Adult Couch’s Spade Foot Toads (Scaphiopus couchii) are funny, tubby and shockingly circular frogs with big appetites. These nocturnal toads can be observed on wet nights primarily in the summer, but I have witnessed individuals in the spring and fall as well. Hopping to and fro, eating all kinds of insects and spiders, in our yard I have even witnessed a toad gorging himself on the many insects attracted to one of our lights.
After the summer rains, when the tadpoles have already metamorphosed into their adult form close to the pool in which the eggs were laid, there are small, adorable toads EVERYWHERE! As they age, they start adding mass and growing their bellies to the point where their bellies stick out past their legs. Once they are of larger carriage, the toads head underground for most of the winter, as the dry season will usually be well underway.

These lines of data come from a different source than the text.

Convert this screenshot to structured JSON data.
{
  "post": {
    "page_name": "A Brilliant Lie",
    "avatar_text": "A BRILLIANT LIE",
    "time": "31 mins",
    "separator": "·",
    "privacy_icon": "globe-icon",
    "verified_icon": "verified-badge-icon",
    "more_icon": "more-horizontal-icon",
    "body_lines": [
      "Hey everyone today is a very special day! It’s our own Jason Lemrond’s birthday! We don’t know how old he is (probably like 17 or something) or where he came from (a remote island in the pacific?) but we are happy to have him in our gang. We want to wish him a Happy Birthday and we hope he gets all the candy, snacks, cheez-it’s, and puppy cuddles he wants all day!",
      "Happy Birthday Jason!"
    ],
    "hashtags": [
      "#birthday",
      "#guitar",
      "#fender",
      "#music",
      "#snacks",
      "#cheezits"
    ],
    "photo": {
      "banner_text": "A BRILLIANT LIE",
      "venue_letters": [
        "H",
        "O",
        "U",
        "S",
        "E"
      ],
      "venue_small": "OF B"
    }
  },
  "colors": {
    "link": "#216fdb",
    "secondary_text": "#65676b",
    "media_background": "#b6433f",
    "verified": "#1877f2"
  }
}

Interestingly, these toads have a unique shovel on their back feet that helps them dig, hence the name: spade foot toad. If picked up, they will proceed to jump out of your hands constantly and pee all over you, making them not one of the most pleasant creatures to hold, but they are harmless.
As the wet season progressed this summer, I was very worried that my cat, Zorro, would capture and eat the toads during the wet nights in which toads were abundant, so I watched him one night. After a while, he approached a small toad that I had not seen. Confidently, he swaggered up and proceeded to study it intently. After a few seconds, he sat down and placed his paw directly on top of the toad, which just sat there for a minute before hopping away, and Zorro soon walked away as well. I have, therefore, happily concluded that toads are considered boring to cats.